Ist Butter gleich Butter?

Markenbutter, gesalzene Butter, Kräuterbutter – wo liegen hier die Unterschiede und was steckt eigentlich in Butter?

Bei Speisen mit viel Butter, können die meisten nicht „Nein“ sagen. Ob nun als Belag für das Brot oder als Back-/Kochzutat: Butter schmeckt einfach gut und gibt den Speisen einen unvergesslichen Geschmack. So ist es nicht verwunderlich, dass die Deutschen im Durchschnitt etwa sechs Kilo Butter in jedem Jahr verspeisen. Entsprechend groß ist auch die Auswahl an Butter.

Grundsätzlich legt die Europäische Union fest, wie die Butter zu sein hat. Dabei muss der Milchfettgehalt mindestens 80 Prozent betragen. Über 90 Prozent darf der Milchfettgehalt nicht liegen. Zudem darf der Wassergehalt 16 Prozent nicht übersteigen. Übrig bleibt dann eine fettfreie Milchtrockenmasse, die aus Vitaminen, Mineralstoffen, Eiweiß und Milchzucker besteht. Des weiteren darf Butter lediglich Salz und Beta-Carotin als Zutaten enthalten. Dabei wandelt der Körper das Beta-Carotin zu Vitamin A um, das vor allem für die Schleimhäute, Haut und Augen wichtig ist. Im Übrigen sind 25 Liter Milch für ein Kilogramm Butter notwendig.
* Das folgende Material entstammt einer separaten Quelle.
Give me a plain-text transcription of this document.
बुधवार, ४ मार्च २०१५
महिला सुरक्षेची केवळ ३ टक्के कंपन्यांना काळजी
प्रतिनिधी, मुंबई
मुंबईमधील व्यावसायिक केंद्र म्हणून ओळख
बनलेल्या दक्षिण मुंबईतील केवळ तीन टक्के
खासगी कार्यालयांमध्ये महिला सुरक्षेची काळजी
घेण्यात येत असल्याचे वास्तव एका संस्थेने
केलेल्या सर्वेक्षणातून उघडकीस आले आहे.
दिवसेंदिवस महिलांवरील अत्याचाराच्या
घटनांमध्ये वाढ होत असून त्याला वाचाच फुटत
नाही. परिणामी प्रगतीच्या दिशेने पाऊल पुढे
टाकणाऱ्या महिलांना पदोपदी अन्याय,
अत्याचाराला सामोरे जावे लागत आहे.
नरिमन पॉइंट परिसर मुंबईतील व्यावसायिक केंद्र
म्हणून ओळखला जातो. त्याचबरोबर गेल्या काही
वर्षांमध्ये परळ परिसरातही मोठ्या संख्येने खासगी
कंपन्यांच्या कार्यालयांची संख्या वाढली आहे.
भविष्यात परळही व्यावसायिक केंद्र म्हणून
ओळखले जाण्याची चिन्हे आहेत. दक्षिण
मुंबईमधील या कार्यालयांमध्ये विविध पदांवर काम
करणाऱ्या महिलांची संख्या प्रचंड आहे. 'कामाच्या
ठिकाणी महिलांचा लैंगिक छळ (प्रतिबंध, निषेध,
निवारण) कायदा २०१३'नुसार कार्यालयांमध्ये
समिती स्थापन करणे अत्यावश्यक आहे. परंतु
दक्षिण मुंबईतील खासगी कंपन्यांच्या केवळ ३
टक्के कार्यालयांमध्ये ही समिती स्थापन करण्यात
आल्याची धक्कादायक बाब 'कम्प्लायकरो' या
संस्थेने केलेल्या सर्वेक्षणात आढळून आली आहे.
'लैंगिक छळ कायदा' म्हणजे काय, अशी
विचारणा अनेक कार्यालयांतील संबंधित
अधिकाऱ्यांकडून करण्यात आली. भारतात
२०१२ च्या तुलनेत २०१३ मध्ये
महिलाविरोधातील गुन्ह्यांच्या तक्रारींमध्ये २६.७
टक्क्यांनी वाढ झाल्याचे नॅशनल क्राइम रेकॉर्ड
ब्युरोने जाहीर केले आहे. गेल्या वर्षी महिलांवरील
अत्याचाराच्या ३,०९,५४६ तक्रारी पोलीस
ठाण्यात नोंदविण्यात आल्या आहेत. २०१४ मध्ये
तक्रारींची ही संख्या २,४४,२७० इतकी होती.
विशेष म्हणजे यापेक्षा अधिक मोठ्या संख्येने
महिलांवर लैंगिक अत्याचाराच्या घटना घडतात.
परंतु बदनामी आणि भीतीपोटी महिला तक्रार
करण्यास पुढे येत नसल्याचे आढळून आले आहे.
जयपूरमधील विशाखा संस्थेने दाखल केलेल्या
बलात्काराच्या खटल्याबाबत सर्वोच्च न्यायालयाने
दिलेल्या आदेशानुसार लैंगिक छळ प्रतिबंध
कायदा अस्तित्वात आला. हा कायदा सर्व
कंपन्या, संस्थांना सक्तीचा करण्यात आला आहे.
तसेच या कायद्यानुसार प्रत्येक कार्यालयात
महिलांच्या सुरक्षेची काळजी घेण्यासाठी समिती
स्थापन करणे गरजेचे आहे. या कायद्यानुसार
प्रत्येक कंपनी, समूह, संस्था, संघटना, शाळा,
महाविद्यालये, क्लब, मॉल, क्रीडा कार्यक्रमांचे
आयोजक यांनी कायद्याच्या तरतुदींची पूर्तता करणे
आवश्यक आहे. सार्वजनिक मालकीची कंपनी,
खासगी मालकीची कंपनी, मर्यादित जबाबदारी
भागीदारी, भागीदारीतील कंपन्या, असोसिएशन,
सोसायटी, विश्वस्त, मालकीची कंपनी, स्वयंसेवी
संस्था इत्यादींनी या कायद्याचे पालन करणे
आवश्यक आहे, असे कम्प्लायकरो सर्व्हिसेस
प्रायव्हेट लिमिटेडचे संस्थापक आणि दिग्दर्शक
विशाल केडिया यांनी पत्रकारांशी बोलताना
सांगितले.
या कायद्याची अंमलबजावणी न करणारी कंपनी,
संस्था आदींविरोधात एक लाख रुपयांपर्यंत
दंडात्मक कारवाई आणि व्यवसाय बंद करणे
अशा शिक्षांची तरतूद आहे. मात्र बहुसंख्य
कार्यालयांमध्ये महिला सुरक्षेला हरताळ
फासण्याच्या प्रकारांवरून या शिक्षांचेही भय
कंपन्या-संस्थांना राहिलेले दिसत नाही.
Buttersorten: Sauerrahm-, Süßrahm- und mildgesäuerte Butter

Die Buttersorten unterscheiden sich vor allem in Herstellung und auch Geschmack. So wird Sauerrahmbutter aus mikrobiell gesäuerter Milch, Molkensahne oder auch Sahne produziert. Wegen des säuerlichen Geschmacks verwenden Köche diese gerne für herzhafte Speisen.

Im Gegensatz zur Sauerrahmbutter enthält die Süßrahmbutter keine Milchsäurebakterien und sie schmeckt wesentlich milder, sodass sie sich für das Backen eignet. Jedoch kann es sein, dass Milchsäurebakterien noch nachträglich in die Butter eingeknetet werden.

Neben diesen Buttersorten existieren noch zahlreiche andere Erzeugnisse, die Butter enthalten, wie zum Beispiel Buttermischungen (z.B. Kräuter-, Knoblauch- oder Pfefferbutter). Darüber hinaus kann Butter natürlich auch aus Schafs- oder Ziegenmilch hergestellt werden.

Butter und der Fettgehalt

100 Gramm Butter enthalten ca. 741 Kilokalorien. Jedoch ist in Deutschland neben normaler Butter auch Halbfett- und Freiviertelfettbutter sowie Milchstreichfett erhältlich. Dabei sind die Fettanteile genau festgelegt. Zwischen 60 und 62 Prozent muss der Fettanteil beispielsweise bei der Freiviertelfettbutter liegen. Hingegen sind es bei der Halbfettbutter 39 bis 41 Prozent. Das, was nicht in diese beiden Kategorien passt, wird dann als Milchstreichfett bezeichnet.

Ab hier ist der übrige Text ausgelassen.